Carphone Warehouse is readying a “complete transformation” of its customer experience introducing in-store comparison “smart tools” as it looks to grow its UK market share by being a more customer-focused business.

Carphone Warehouse store

The move is backed by a campaign dubbed ‘Each and Every Customer Counts’, which includes a £10m investment in TV advertising and social media activity created by CHI & Partners.

The TV campaign kicks off this weekend along with social media activity, which will emphasise the comparison capabilities of its new “smart tool”, which is now live on the Carphone Warehouse website.

The new smart tool will see the retailer give every staff member in-store a tablet to implement a new programme called Pinpoint which guides customers through choosing networks, tariffs and handsets and involved re-training 3,000 store staff.

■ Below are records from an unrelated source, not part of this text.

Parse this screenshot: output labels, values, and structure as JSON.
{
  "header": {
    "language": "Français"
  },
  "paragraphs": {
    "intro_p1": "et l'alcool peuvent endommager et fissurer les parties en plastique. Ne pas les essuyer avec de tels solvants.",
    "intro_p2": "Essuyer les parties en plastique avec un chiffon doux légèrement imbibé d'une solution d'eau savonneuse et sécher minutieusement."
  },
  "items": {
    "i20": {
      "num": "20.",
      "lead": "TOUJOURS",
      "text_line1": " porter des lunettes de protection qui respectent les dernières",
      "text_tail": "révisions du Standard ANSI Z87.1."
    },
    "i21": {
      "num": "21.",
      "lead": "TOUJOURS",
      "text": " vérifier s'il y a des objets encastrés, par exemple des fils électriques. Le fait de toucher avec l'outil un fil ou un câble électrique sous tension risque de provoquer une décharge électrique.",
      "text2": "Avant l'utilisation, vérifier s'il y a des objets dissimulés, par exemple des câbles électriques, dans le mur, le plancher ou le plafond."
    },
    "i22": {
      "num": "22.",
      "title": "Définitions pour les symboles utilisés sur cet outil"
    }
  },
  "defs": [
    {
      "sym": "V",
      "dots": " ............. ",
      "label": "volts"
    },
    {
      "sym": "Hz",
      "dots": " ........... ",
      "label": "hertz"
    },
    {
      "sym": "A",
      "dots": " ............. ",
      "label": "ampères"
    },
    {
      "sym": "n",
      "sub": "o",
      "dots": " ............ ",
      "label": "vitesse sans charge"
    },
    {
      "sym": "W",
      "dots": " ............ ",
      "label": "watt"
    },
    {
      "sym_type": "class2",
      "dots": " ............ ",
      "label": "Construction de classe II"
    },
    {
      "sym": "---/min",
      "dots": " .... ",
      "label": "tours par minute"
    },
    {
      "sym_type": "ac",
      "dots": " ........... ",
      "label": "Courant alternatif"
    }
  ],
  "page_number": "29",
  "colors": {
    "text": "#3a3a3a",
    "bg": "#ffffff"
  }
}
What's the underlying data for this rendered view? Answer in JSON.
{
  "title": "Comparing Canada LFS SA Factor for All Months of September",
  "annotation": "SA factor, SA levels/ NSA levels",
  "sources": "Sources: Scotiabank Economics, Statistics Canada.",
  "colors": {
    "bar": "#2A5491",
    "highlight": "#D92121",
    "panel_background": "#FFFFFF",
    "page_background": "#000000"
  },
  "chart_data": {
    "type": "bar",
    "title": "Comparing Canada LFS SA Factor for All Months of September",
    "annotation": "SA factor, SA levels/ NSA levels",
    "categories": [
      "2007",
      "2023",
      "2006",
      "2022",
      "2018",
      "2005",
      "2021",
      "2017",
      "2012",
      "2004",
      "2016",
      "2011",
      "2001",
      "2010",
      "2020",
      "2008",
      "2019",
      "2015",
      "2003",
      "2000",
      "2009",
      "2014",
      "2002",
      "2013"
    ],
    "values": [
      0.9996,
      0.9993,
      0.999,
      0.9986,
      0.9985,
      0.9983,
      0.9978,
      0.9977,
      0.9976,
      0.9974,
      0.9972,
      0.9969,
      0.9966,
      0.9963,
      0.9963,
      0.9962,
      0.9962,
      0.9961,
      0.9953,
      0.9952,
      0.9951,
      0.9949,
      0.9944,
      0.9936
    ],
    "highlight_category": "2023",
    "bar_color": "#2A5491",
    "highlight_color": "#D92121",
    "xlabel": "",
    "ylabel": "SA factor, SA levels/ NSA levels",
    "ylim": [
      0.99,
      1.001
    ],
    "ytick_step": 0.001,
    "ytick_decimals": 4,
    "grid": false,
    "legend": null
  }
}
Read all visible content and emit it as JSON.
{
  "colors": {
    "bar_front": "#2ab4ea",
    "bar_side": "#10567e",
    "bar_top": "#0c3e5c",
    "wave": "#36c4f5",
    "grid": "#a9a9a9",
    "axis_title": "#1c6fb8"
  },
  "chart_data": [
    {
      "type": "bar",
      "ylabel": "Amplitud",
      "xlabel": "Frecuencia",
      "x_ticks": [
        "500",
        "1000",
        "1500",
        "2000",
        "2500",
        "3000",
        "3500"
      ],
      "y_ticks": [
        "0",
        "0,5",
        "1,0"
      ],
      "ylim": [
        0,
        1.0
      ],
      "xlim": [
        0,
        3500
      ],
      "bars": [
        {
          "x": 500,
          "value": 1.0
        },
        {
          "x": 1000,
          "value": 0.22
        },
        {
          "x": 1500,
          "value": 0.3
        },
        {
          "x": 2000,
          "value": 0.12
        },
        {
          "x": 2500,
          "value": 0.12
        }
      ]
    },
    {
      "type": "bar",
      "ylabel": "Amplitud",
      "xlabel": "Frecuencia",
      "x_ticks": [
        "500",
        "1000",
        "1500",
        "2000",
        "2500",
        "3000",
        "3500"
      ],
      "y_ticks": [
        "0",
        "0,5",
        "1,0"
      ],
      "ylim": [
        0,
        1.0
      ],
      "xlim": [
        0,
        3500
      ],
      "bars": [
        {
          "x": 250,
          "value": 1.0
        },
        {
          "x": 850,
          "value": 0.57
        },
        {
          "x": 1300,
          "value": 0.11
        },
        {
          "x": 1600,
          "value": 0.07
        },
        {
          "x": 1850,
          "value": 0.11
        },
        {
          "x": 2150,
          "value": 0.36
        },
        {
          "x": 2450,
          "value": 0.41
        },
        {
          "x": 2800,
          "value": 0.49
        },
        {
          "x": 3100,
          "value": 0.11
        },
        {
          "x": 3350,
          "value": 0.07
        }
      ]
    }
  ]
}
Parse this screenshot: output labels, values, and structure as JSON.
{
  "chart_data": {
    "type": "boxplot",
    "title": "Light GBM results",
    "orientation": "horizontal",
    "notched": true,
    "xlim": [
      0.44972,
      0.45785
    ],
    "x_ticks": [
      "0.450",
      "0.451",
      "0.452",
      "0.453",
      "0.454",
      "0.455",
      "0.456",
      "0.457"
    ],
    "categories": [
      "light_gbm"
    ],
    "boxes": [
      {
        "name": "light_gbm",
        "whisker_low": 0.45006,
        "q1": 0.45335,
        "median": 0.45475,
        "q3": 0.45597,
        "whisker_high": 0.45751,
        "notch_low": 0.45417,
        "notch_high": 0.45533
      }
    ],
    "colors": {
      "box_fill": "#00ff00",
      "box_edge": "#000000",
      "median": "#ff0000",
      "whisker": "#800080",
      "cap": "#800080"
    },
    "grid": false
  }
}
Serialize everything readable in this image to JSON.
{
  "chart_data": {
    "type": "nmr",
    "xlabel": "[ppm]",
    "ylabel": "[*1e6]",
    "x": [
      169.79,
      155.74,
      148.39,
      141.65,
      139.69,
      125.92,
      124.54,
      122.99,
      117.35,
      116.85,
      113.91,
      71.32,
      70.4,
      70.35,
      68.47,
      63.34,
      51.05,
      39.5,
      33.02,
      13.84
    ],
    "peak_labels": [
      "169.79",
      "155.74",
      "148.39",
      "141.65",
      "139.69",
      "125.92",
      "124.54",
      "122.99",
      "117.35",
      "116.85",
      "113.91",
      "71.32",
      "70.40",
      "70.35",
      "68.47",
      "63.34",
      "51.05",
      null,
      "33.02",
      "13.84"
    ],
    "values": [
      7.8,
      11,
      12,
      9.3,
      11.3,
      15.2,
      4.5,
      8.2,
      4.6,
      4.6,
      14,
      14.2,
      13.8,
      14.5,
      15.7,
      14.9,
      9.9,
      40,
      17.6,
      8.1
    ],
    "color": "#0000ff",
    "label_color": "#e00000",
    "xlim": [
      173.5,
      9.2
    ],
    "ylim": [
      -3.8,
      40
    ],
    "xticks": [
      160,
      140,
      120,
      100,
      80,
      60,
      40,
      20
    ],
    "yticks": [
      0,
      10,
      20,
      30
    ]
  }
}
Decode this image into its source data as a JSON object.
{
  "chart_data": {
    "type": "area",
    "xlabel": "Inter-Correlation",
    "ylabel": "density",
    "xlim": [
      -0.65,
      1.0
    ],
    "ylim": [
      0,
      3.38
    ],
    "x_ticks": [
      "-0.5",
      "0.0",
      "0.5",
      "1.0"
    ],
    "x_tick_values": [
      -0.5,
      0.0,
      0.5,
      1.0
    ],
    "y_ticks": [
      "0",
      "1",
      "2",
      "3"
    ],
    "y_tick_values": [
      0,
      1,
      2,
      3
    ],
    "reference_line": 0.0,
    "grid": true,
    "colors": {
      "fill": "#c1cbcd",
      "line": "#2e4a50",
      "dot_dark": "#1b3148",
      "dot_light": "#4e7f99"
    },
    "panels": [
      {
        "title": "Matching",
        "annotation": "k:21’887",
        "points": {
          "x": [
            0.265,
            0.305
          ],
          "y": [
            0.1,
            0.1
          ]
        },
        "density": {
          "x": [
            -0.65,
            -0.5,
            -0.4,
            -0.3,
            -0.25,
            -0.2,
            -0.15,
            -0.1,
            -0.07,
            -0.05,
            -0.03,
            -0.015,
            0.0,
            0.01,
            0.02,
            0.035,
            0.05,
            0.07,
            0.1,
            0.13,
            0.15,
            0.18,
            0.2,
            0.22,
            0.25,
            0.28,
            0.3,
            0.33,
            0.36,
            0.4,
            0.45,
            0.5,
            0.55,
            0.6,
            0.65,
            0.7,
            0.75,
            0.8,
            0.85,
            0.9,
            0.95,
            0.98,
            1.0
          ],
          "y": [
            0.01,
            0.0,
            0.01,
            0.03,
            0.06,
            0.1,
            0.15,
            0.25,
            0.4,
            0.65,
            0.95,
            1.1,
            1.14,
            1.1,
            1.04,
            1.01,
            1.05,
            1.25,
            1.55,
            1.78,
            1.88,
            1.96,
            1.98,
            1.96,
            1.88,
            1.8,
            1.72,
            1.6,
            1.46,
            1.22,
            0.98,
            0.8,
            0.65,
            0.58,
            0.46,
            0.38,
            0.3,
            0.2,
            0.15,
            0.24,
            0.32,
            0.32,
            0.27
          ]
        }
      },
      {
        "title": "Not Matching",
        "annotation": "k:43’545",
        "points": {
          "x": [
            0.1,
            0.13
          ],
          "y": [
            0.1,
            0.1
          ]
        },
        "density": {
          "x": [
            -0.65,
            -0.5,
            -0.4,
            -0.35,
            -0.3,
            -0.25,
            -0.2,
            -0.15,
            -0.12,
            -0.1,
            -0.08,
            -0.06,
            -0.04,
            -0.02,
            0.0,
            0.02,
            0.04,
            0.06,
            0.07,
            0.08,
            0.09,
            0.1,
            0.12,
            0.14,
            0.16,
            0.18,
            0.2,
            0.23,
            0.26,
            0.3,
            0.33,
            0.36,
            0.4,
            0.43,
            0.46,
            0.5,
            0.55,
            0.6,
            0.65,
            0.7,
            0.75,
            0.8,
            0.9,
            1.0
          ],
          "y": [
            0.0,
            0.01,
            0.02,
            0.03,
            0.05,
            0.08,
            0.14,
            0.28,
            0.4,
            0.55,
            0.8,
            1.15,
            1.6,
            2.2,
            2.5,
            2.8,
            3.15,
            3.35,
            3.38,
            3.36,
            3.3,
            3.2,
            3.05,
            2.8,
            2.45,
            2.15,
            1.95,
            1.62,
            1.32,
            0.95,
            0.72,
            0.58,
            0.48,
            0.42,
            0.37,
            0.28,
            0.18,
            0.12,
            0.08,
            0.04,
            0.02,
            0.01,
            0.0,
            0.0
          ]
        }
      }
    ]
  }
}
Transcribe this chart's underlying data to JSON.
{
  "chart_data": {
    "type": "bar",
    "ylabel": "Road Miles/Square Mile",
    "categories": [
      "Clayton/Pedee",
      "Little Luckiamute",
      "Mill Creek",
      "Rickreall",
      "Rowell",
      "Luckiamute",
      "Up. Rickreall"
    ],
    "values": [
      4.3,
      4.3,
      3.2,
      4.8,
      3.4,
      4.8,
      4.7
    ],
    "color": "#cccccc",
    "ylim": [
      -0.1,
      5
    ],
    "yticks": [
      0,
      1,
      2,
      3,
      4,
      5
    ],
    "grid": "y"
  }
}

The tablets detail to consumers what each network offers individually, as well as asking the customer five key questions that result in a recommendation of a handset, tariff and network.

Once those 5 questions have been answered and a suggestion has been made, the tool includes a “future proofing” element, to see if the phone, network and tariff will still be right for the customer over the average two year contract period which is discovered by answering questions around data usage.

The tool also has a live tariff checker, which compares more than 12,000 deals from the other networks and competitors and a coverage checker for 4G which allows the customer to check two different postcodes, such as work and home.

Julian Diment, marketing director at Carphone Warehouse, says: “We were the guys that ultimately invented mobile phone retailing. This is a complete transformation using the power of our colleagues with the power of technology to make sure we are genuinely making the right recommendation based on the costumer as an individual rather than ‘here’s some deals’.”

Carphone Warehouse reported sales up 5.2 per cent on the previous year at £816m for the quarter ending 29 June. It highlighted UK contract sales performing particularly well, although the group’s French business is continuing to decline. Excluding the French market sales would have increased by 13.2 per cent.

Diment says: “We’ve had a good year and reported UK increases of significant like for like growth but it is a highly competitive and challenging market in terms of retaining and growing that market share. That’s why we invested in these tools so heavily, even in difficult times, to make sure we stay ahead of the competition.

“We have actually communicated that we’re looking to exit the French market in the immediate future, so there isn’t a long term retail business for us in France.”